As graduation is getting closer, and I am forced to consider a “real” life after college, there’s one word that I can’t shake out of my mind: job. While “loan,” and “adult” are also high contenders, I’m finding myself increasingly thinking about what the hell I’m going to be doing for a living.
In the process of stressing out about all of this, I’ve started using LinkedIn, a website that is best described as Monster smashed together with Facebook. Sure it offers some really useful tools like hosting a spot to showcase your abilities and your resume. You can also become a part of groups that are relevant to your field and seek out potential jobs. Moreover, LinkedIn shows just how much we are defined by those we know, especially in terms of today’s job market.
One of the major parts of LinkedIn is connection with others. Past employers, fellow employees, family members, and college friends all add up to make your network. You can see what they’re doing, where they work, and who they know. It’s a very socialized version of job hunting, visually revolving around people instead of skills or job titles.
While I do think it’s healthy to put faces to resumes, it’s a weird environment.
Just like any other social networking site, you’re selling yourself. LinkedIn is your own arena to make yourself look as employable and knowledgeable as possible and to show how many people you know.
What are interesting to me are the differences between LinkedIn and other social networking sites. As with Facebook, users of LinkedIn can post things of interest, have a profile picture, and get updates about their connections.
When I first started using the site, however, I felt strange using the same practices as I would on Facebook. I didn’t want to use my same profile picture. Why?

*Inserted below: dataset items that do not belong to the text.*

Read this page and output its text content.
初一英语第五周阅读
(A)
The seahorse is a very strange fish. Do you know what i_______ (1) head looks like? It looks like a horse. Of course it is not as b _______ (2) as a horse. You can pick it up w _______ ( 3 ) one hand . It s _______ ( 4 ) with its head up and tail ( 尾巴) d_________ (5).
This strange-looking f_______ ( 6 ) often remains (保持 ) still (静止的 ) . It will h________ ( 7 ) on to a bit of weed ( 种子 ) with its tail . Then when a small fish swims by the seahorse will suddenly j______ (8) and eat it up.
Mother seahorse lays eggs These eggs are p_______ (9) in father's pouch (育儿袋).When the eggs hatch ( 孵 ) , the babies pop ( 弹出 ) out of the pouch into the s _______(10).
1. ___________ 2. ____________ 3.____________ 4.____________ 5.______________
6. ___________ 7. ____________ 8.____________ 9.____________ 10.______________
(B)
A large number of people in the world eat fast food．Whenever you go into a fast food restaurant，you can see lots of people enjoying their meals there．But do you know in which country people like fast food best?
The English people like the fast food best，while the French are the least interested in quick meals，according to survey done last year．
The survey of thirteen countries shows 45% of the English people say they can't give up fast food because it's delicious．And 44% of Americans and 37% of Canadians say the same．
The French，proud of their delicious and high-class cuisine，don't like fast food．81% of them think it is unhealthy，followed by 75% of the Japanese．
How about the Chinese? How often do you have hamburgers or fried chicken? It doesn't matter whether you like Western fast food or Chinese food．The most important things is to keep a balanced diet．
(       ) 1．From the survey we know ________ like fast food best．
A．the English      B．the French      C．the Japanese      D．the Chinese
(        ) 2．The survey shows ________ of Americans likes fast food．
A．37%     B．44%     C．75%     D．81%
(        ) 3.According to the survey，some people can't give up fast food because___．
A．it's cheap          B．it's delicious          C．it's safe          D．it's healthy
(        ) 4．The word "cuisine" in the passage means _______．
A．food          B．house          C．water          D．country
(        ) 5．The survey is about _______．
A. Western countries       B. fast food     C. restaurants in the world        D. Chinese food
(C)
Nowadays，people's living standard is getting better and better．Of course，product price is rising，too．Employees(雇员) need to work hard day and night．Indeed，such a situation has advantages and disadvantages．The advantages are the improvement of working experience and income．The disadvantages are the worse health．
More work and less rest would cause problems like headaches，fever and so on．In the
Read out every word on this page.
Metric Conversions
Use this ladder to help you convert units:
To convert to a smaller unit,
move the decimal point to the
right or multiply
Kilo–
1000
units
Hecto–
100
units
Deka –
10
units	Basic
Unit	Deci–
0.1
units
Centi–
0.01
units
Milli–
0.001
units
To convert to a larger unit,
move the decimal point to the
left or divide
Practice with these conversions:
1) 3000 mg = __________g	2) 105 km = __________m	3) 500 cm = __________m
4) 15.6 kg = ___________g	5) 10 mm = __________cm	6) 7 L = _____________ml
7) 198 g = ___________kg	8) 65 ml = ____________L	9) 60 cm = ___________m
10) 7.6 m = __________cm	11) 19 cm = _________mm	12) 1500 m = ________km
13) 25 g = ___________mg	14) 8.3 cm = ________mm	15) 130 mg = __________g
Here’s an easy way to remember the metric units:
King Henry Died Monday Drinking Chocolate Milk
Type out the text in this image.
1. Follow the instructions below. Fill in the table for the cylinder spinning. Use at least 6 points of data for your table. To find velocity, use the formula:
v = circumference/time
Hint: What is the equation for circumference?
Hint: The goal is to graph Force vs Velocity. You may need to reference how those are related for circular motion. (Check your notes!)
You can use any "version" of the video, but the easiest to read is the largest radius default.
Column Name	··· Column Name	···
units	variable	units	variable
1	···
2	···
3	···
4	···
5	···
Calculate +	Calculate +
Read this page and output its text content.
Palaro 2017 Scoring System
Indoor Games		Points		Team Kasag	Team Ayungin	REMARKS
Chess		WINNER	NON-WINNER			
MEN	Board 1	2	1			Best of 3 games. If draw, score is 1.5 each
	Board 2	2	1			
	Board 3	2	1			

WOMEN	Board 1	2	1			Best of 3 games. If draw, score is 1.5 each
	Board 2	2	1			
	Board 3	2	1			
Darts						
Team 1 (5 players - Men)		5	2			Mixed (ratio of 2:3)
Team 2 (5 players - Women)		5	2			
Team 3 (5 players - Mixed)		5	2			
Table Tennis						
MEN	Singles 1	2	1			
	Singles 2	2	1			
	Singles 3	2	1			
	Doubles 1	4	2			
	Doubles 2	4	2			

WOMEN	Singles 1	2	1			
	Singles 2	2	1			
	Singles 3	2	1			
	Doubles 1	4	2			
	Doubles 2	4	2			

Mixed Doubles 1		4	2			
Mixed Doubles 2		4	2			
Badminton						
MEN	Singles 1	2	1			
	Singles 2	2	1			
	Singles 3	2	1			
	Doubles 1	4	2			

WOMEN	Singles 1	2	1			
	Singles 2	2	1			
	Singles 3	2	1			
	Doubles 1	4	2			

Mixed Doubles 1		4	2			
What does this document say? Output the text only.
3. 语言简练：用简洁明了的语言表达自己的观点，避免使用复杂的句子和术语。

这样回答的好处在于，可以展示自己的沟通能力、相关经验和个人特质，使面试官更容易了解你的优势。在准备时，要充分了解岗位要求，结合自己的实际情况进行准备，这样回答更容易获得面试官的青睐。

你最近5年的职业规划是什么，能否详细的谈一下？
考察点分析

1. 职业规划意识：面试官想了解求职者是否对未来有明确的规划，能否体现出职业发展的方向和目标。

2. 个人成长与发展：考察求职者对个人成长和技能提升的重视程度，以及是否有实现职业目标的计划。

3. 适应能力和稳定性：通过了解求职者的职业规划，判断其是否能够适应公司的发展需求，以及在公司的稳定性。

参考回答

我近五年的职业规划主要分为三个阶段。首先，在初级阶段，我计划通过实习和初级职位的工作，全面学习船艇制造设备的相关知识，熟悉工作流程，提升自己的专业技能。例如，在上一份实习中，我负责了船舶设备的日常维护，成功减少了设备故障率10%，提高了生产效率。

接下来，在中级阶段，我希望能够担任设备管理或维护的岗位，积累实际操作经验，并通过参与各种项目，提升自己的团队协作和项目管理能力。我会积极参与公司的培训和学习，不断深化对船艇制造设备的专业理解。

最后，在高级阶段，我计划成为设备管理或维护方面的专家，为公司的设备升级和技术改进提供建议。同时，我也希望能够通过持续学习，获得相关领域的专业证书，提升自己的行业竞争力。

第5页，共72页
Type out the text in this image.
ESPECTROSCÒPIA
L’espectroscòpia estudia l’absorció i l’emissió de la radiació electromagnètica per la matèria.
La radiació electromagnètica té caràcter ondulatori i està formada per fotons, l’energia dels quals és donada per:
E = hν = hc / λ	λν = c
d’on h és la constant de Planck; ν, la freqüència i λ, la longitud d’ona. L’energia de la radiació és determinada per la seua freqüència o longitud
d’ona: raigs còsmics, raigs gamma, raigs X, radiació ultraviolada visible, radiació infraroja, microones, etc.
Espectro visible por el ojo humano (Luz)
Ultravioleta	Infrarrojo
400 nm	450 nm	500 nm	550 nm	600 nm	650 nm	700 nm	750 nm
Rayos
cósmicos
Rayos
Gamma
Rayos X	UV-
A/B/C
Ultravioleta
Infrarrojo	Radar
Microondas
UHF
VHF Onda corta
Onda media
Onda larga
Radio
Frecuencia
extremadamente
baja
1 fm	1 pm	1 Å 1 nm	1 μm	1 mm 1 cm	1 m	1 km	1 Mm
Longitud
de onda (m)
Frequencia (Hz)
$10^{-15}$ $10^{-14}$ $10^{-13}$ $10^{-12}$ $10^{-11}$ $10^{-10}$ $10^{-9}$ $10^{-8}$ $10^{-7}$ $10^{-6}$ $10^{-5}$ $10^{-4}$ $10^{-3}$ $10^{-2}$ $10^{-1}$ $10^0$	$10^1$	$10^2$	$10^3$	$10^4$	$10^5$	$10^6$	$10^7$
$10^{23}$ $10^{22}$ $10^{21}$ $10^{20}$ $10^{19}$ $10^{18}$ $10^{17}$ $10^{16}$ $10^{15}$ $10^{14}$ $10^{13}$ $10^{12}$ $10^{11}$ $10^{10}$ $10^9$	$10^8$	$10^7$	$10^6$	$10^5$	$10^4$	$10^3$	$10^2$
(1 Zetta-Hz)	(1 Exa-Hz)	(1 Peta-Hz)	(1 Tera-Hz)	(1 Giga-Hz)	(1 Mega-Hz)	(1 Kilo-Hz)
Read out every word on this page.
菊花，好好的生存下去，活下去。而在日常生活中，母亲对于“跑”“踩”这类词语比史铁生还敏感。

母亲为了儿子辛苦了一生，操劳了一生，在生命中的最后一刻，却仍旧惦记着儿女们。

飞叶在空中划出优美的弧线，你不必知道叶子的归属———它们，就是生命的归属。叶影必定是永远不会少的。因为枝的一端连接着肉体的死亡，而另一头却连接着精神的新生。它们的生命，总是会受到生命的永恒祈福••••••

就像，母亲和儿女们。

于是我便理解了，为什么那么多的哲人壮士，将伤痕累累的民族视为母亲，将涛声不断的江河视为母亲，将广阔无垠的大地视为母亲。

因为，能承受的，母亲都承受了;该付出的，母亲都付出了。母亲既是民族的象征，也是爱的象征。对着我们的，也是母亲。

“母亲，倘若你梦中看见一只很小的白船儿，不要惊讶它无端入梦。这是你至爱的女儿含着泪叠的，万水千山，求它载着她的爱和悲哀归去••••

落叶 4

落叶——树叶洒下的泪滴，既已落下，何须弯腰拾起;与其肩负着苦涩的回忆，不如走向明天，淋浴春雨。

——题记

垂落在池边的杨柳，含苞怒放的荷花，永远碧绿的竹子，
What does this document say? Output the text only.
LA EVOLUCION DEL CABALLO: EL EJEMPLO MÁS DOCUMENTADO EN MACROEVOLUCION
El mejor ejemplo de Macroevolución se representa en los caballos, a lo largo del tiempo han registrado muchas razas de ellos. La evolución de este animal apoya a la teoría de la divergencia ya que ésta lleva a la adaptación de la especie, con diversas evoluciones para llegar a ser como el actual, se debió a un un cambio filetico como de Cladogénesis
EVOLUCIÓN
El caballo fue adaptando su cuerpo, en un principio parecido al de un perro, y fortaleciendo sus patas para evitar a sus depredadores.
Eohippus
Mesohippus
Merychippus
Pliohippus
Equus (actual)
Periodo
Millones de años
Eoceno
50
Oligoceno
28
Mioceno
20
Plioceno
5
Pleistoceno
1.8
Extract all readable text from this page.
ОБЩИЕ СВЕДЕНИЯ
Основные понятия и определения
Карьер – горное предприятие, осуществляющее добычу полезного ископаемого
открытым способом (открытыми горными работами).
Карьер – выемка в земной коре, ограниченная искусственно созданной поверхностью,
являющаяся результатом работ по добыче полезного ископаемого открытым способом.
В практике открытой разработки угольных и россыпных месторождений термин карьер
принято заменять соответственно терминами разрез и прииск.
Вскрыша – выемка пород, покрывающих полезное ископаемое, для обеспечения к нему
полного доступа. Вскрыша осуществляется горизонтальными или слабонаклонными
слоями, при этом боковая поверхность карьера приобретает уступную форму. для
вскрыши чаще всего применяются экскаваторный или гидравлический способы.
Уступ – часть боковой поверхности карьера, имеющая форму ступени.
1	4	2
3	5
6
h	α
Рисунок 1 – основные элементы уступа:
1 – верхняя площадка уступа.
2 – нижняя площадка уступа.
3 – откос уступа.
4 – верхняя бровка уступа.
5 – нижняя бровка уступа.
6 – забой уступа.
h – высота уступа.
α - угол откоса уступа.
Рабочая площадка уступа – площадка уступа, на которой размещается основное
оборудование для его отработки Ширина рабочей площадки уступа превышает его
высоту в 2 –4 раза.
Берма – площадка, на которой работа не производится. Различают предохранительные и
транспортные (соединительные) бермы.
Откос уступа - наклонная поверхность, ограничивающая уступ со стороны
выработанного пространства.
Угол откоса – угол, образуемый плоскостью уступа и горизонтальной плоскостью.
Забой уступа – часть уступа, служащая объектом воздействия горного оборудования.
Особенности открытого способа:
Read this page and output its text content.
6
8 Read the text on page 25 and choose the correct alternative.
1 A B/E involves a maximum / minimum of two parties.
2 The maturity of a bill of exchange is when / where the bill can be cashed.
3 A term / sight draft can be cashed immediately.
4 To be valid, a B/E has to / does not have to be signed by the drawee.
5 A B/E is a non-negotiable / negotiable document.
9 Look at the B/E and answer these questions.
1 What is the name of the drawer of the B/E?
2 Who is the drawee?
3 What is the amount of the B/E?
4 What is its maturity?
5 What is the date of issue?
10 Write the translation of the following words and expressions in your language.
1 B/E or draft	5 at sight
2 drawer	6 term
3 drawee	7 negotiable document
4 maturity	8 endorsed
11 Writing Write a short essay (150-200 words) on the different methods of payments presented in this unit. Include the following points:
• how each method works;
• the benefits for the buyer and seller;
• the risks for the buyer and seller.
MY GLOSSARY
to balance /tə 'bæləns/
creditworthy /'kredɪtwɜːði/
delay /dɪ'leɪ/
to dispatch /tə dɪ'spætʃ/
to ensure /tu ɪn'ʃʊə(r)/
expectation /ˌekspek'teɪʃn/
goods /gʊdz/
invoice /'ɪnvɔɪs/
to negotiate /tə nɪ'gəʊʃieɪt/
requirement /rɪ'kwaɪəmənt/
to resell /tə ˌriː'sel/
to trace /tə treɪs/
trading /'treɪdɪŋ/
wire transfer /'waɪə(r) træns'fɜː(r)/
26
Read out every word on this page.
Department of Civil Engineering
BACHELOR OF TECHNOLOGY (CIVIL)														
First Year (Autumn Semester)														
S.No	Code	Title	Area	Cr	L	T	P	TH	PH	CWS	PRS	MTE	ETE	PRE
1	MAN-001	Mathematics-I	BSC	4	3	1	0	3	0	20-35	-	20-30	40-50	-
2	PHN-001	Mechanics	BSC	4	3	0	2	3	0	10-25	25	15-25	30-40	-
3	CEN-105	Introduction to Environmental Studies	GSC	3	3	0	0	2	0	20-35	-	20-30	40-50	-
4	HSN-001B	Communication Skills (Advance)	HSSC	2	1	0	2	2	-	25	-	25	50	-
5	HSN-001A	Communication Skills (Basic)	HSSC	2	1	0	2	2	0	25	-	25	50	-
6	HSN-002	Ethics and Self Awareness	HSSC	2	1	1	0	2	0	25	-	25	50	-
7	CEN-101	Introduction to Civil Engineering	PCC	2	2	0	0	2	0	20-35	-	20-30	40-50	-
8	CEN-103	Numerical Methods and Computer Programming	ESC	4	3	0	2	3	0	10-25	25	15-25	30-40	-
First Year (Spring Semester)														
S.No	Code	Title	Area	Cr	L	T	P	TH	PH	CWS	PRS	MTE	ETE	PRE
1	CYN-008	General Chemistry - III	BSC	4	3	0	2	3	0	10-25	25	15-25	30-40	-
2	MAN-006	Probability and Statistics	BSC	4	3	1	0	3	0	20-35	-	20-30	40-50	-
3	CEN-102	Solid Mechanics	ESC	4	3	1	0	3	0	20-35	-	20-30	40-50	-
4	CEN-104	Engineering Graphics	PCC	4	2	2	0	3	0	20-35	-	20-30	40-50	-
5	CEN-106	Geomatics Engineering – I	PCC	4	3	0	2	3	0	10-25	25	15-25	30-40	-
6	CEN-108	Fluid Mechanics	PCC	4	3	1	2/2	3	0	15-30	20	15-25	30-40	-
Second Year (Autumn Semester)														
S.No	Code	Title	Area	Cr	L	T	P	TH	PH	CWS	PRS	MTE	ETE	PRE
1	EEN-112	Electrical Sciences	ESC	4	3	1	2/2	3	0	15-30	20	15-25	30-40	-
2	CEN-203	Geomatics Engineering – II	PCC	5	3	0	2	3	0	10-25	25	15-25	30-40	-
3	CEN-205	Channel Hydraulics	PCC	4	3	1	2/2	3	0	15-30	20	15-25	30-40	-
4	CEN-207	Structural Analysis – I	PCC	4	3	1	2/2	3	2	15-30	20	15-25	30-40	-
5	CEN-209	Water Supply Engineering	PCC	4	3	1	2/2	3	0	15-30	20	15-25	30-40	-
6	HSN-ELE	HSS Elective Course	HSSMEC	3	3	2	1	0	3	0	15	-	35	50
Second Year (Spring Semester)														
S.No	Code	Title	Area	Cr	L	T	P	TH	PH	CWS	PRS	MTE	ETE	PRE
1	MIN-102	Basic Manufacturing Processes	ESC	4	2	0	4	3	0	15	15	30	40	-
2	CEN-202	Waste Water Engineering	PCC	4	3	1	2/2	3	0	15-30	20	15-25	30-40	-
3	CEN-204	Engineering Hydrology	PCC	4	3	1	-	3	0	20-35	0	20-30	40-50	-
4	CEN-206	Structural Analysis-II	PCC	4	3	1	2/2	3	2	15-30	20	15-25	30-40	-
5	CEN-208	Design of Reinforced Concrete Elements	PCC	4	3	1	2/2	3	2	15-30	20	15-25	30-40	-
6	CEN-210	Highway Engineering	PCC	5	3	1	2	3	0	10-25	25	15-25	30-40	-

It’s not like my Facebook makes me out to be a crazy college party animal; in fact, I look pretty subdued in my photo, but for some reason, it just didn’t seem professional enough to use as my picture on LinkedIn. What am I supposed to use the posting for? On Facebook, I usually post articles about politics or videos that satirize the whole situation. I might send someone a link to an irrelevant cute cat picture or post my photos from a recent trip. Does any of that seem like a good idea on LinkedIn? No. So what do I do with this feature?
Funny how function of a website – even within the parameters of social networking – determines how we use and perceive it. It was also funny to see how hard all of my peers try to sell themselves. Yes, that’s the point of the game, but that doesn’t make it any cooler to play it.